At the time a senior UN official spoke at the assembly, the current President of the General Assembly, Volkan Bozkir of Turkey, a prominent diplomat who spent nearly a century in his country’s foreign service, Bozkir recently elected Minister of Affairs of the European Union, before being selected in May 2020 as chairman of the 75th consultation of the General Assembly and sits from September 2020 to September 2021 as a member/representative of the Group of Western European and Other Countries (WEOG) of the Assembly, to which Turkey belongs.

Bozkir began by remembering the approximately 226,000 Japanese who lost their lives in the hiroshima and Nagasaki nuclear bombings. The first solution therefore followed the first General Assembly consultation [in London] in 1946 suggested that all nations achieve global nuclear energy. disarmament And the only way to deal with the threat and threat of nuclear weapons is . . .

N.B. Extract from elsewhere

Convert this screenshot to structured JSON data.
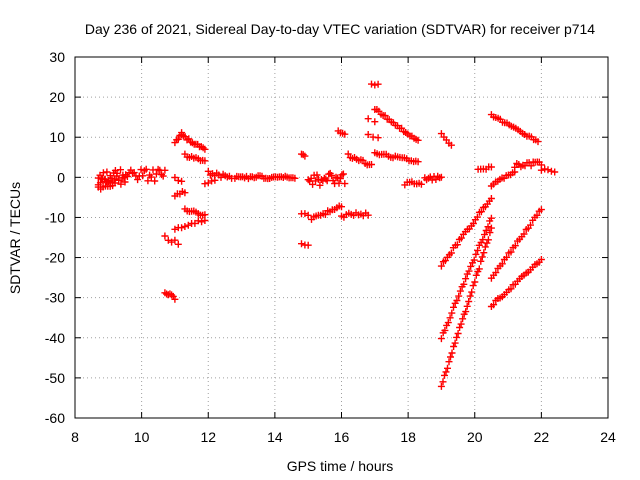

The recent measure – already adopted – in this procedure the Treaty on the Prohibition of Nuclear Weapons, signed in 2017, this year also marks the 50th anniversary of the Nuclear Non-Proliferation Treaty (NPT). The NPT Review Conference (to be held every five years) will be held next time in 2021. “Nuclear disarmament,” Bozkir concluded, “must remain a priority for all of us. “

Foreign Minister Mukhtar Tileuberdi’s response put Kazakhstan’s exclusive on the schedule of the meeting. He first quoted President Kassym-Jomart Tokayev’s speech, noting “his country’s ambitious and unwavering vision of [my] country to achieve a world without nuclear weapons. “

The Foreign Minister referred to the incredibly vital closure of the Semipalatinsk nuclear control site and affirmed Kazakhstan’s “moral right to be at the forefront of foreign efforts for nuclear disarmament. “He also spoke of progress efforts in this region of Semipalatinsk. He referred to a solution to be proposed this year on external cooperation and environmental restoration. Therefore, the world will have to push for the push for a nuclear weapons treaty.

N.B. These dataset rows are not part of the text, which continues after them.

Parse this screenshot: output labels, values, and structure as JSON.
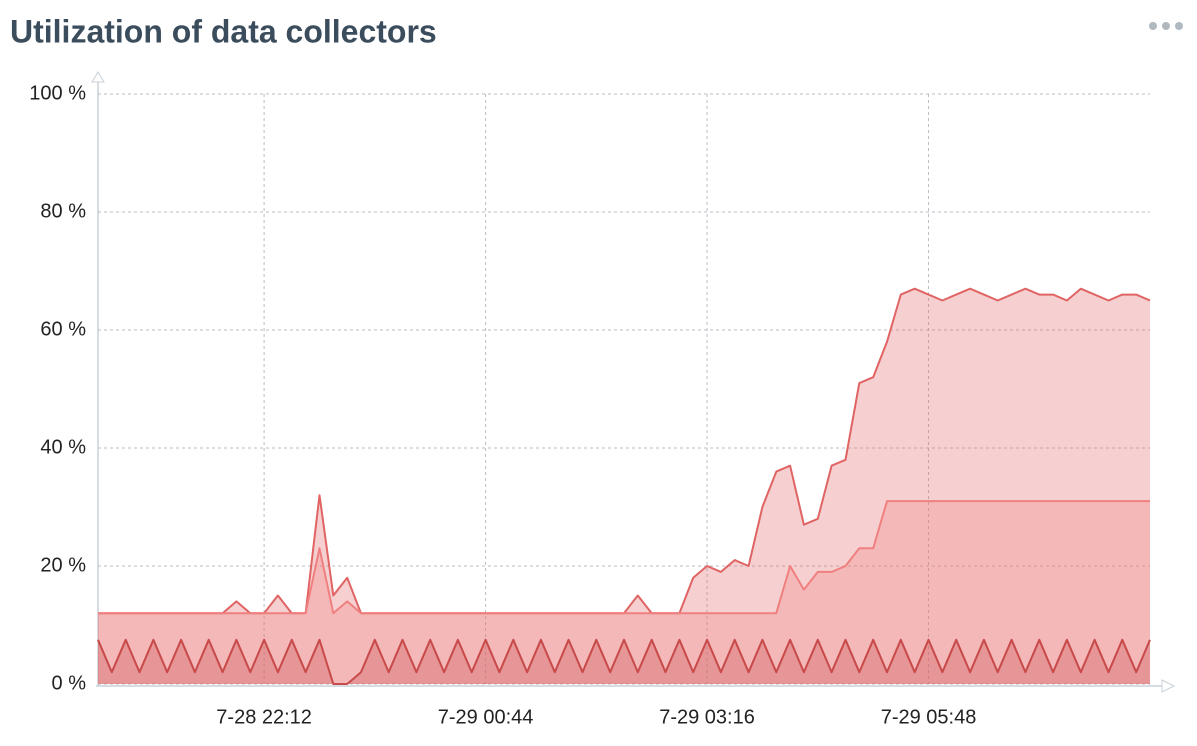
{
  "chart_data": {
    "type": "area",
    "title": "Utilization of data collectors",
    "categories": [
      null,
      null,
      null,
      null,
      null,
      null,
      null,
      null,
      null,
      null,
      null,
      null,
      "7-28 22:12",
      null,
      null,
      null,
      null,
      null,
      null,
      null,
      null,
      null,
      null,
      null,
      null,
      null,
      null,
      null,
      "7-29 00:44",
      null,
      null,
      null,
      null,
      null,
      null,
      null,
      null,
      null,
      null,
      null,
      null,
      null,
      null,
      null,
      "7-29 03:16",
      null,
      null,
      null,
      null,
      null,
      null,
      null,
      null,
      null,
      null,
      null,
      null,
      null,
      null,
      null,
      "7-29 05:48",
      null,
      null,
      null,
      null,
      null,
      null,
      null,
      null,
      null,
      null,
      null,
      null,
      null,
      null,
      null,
      null
    ],
    "series": [
      {
        "color": "#e06464",
        "values": [
          12,
          12,
          12,
          12,
          12,
          12,
          12,
          12,
          12,
          12,
          14,
          12,
          12,
          15,
          12,
          12,
          32,
          15,
          18,
          12,
          12,
          12,
          12,
          12,
          12,
          12,
          12,
          12,
          12,
          12,
          12,
          12,
          12,
          12,
          12,
          12,
          12,
          12,
          12,
          15,
          12,
          12,
          12,
          18,
          20,
          19,
          21,
          20,
          30,
          36,
          37,
          27,
          28,
          37,
          38,
          51,
          52,
          58,
          66,
          67,
          66,
          65,
          66,
          67,
          66,
          65,
          66,
          67,
          66,
          66,
          65,
          67,
          66,
          65,
          66,
          66,
          65
        ]
      },
      {
        "color": "#f08080",
        "values": [
          12,
          12,
          12,
          12,
          12,
          12,
          12,
          12,
          12,
          12,
          12,
          12,
          12,
          12,
          12,
          12,
          23,
          12,
          14,
          12,
          12,
          12,
          12,
          12,
          12,
          12,
          12,
          12,
          12,
          12,
          12,
          12,
          12,
          12,
          12,
          12,
          12,
          12,
          12,
          12,
          12,
          12,
          12,
          12,
          12,
          12,
          12,
          12,
          12,
          12,
          20,
          16,
          19,
          19,
          20,
          23,
          23,
          31,
          31,
          31,
          31,
          31,
          31,
          31,
          31,
          31,
          31,
          31,
          31,
          31,
          31,
          31,
          31,
          31,
          31,
          31,
          31
        ]
      },
      {
        "color": "#c84a4a",
        "values": [
          7.5,
          2,
          7.5,
          2,
          7.5,
          2,
          7.5,
          2,
          7.5,
          2,
          7.5,
          2,
          7.5,
          2,
          7.5,
          2,
          7.5,
          0,
          0,
          2,
          7.5,
          2,
          7.5,
          2,
          7.5,
          2,
          7.5,
          2,
          7.5,
          2,
          7.5,
          2,
          7.5,
          2,
          7.5,
          2,
          7.5,
          2,
          7.5,
          2,
          7.5,
          2,
          7.5,
          2,
          7.5,
          2,
          7.5,
          2,
          7.5,
          2,
          7.5,
          2,
          7.5,
          2,
          7.5,
          2,
          7.5,
          2,
          7.5,
          2,
          7.5,
          2,
          7.5,
          2,
          7.5,
          2,
          7.5,
          2,
          7.5,
          2,
          7.5,
          2,
          7.5,
          2,
          7.5,
          2,
          7.5
        ]
      }
    ],
    "ylim": [
      0,
      100
    ],
    "yticks": [
      {
        "value": 0,
        "label": "0 %"
      },
      {
        "value": 20,
        "label": "20 %"
      },
      {
        "value": 40,
        "label": "40 %"
      },
      {
        "value": 60,
        "label": "60 %"
      },
      {
        "value": 80,
        "label": "80 %"
      },
      {
        "value": 100,
        "label": "100 %"
      }
    ],
    "grid": true
  }
}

In view of the above, the Minister for Foreign Affairs stated that, i. e. in the Covid-19 era, priorities and resources should be radically shifted to global public health, climate mitigation and sustainable development. centenary of the United Nations in 2045) have already been established through Kazakhstan’s first president, Nursultan Nazarbayev, and should remain our priorities today and in the future.